Without solitude none of this would have happened. It is out of these unexpected connections that support networks blossom. I spoke to Connor about how to maintain networks and how they can begin from the most unexpected places.

“I came across Steven’s blog after we matched on Tinder and there was a link in their profile. I reached out to them after reading their article on Phlegm in Sheffield. Steven wrote about their industrial upbringing and a sense of place, similar to themes in my own practice. They write through the perspective of a queer person and I was keen to work with them, considering these simialrities in our backgorunds. Tinder isn’t the place you would expect to come into contact with someone in such a way, but it definitely opened my eyes to the fact that you can create connections in even the most unexpected places. Through discussing the work when they came to visit my show, they unearthed ideas that I hadn’t perhaps considered previously. This critical conversation is something that is crucial for the progression of practice.

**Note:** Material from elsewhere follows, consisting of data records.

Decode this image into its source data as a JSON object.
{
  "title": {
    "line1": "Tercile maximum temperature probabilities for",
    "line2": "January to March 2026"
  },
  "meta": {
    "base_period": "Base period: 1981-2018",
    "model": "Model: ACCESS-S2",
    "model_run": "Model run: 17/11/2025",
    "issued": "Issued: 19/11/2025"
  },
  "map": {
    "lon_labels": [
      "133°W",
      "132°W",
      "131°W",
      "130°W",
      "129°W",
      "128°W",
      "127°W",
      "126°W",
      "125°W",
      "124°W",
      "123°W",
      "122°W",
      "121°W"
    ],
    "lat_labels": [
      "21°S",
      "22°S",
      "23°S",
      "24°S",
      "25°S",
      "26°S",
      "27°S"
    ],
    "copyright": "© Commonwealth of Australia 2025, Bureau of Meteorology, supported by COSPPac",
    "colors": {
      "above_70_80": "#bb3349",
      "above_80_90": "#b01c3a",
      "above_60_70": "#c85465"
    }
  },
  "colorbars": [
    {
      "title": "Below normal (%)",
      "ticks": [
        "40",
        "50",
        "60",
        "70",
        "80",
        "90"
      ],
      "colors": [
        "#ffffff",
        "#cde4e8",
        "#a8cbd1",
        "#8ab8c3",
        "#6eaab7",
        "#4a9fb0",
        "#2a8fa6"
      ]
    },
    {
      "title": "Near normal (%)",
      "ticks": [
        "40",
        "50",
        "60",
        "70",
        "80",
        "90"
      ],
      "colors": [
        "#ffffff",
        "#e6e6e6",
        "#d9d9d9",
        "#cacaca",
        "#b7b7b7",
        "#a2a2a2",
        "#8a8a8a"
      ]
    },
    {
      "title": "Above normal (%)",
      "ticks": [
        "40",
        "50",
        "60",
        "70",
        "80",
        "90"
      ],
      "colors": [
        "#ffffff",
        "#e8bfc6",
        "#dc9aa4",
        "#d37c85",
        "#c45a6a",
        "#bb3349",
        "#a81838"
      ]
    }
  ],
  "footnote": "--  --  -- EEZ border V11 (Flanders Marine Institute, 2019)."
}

In my everyday life I don’t usually find myself in too many moments of solitude, particularly to the degree it is at right now due to the current state that the world is in. I rarely give myself time off, and when I do I always find that my brain is still in ‘work mode’ and I am thinking of the next thing coming up. I am realising that sometimes solitude is important, particularly for mental wellbeing. It’s important to take a break and reflect. I think it is potentially what the world needs right now - a rest. I do wonder though, while people are taking this time to heal and focus on themselves, will things go back to how they were when this pandemic is behind us? Or will the world learn from this?”

It is difficult to be kind to yourself. It takes practice and the right people around you to bring you out of the darkness. For a long time I felt a safe space needed to be four walls a ceiling and a floor but over time it soon became apparent that the people you encounter and the bonds you forge are just as supportive.